There are many other recommendations in this small policy document, which were little question covered in greater detail in the versions sent on to lawmakers and regulators through official lobbying channels.
Some of the ideas are undoubtedly good, if slightly selfish: “fund digital literacy programs that help people understand how to use artificial intelligence tools to create and access information.” Good! Of course, the authors invest heavily in these tools. Support “Open Data Commons – collections of accessible data managed in the public interest.” Great! “Examine procurement practices to enable more startups to sell technology to the government.” Excellent!
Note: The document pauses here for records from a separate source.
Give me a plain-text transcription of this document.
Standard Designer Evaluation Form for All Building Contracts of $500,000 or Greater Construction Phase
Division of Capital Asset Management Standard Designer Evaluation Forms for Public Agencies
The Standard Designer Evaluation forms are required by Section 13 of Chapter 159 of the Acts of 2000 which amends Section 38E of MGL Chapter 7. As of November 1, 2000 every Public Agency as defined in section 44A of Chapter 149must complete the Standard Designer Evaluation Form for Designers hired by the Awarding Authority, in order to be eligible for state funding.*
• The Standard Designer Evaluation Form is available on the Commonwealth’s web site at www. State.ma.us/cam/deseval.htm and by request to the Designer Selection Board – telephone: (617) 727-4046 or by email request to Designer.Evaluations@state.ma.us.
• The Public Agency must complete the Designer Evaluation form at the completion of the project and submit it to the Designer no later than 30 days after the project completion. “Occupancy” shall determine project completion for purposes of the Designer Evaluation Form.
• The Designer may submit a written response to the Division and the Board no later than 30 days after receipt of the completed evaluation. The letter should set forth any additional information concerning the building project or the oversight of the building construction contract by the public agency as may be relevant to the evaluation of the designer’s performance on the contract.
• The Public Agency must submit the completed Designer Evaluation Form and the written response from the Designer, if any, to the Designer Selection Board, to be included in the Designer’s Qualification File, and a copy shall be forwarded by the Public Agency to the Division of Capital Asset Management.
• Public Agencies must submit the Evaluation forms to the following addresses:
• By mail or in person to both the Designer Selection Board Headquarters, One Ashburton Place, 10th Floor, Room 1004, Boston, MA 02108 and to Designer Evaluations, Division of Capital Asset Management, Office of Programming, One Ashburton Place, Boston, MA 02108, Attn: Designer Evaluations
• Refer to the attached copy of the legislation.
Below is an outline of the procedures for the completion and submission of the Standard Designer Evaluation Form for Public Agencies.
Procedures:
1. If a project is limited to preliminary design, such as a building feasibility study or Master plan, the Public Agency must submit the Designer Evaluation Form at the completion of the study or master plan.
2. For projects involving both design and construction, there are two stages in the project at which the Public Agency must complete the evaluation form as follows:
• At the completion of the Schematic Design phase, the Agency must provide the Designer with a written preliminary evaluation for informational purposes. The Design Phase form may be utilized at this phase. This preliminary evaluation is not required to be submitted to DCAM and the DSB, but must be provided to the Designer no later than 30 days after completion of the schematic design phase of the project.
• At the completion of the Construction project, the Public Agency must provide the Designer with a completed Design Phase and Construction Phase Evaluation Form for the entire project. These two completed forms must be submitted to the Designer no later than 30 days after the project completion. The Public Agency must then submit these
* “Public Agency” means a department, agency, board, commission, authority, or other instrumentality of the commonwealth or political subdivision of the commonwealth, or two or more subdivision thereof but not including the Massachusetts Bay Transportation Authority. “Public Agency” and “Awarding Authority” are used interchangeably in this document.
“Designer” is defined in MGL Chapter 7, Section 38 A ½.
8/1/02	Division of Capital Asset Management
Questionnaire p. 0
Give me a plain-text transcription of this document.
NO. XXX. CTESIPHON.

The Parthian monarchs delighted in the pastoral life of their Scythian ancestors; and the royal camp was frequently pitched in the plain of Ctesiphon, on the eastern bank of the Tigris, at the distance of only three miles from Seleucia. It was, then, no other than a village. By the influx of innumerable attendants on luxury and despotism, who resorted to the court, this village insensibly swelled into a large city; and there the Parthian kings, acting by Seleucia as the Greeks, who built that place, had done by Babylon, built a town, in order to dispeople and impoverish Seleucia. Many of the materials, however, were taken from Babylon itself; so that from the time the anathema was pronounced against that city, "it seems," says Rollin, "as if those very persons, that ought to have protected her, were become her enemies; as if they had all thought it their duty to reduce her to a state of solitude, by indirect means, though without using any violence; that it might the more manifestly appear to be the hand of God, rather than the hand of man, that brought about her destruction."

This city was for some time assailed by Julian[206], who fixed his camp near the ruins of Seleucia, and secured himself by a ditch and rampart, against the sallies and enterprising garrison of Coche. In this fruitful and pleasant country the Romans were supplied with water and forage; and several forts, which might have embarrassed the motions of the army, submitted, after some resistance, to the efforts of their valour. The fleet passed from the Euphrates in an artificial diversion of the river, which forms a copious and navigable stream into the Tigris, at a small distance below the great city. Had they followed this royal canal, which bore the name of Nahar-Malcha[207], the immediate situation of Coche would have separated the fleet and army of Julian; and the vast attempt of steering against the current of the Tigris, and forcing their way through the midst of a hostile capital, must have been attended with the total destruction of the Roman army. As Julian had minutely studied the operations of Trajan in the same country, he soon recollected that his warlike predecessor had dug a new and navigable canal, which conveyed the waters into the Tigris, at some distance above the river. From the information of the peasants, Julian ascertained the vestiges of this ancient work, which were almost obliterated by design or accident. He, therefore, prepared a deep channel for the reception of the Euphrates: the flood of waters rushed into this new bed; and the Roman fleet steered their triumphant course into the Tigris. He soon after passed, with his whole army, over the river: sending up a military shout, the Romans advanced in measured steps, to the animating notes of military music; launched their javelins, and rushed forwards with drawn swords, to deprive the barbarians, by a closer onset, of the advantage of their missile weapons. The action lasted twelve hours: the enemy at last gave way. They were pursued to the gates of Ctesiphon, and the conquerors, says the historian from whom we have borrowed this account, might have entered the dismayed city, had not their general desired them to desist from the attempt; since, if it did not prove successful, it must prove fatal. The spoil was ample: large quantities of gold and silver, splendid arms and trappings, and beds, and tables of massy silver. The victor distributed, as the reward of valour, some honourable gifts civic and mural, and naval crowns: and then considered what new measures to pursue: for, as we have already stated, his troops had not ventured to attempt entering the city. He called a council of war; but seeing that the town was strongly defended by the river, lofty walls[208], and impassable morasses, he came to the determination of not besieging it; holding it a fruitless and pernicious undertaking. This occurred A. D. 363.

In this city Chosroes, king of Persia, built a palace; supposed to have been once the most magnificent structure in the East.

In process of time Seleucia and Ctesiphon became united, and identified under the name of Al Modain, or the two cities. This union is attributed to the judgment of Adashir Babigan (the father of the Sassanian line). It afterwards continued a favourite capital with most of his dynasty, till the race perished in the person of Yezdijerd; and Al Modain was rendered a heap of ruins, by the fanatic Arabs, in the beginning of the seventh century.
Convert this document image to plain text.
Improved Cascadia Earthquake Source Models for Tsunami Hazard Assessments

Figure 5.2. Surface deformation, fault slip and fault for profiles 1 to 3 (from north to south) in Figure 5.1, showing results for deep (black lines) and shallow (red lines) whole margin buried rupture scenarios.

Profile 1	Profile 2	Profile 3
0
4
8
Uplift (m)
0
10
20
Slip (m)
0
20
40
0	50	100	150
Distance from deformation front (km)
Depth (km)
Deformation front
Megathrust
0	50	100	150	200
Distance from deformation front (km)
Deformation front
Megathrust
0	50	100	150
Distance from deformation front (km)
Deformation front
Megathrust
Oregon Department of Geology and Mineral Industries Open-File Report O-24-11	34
But these more general, positive recommendations are something the industry sees yearly: invest in public resources and speed up government processes. These tasty but irrelevant suggestions are merely tools for the more vital ones I described above.
Ben Horowitz, Brad Smith, Marc Andreessen and Satya Nadella want the federal government to step back from regulating this lucrative recent development, let industry resolve which regulations are value compromising, and invalidate copyright laws in a way that kind of acts as a blanket reprieve for illegal or unethical practices that many imagine have enabled the rapid development of artificial intelligence. These are principles that are vital to them, whether children are acquiring digital skills or not.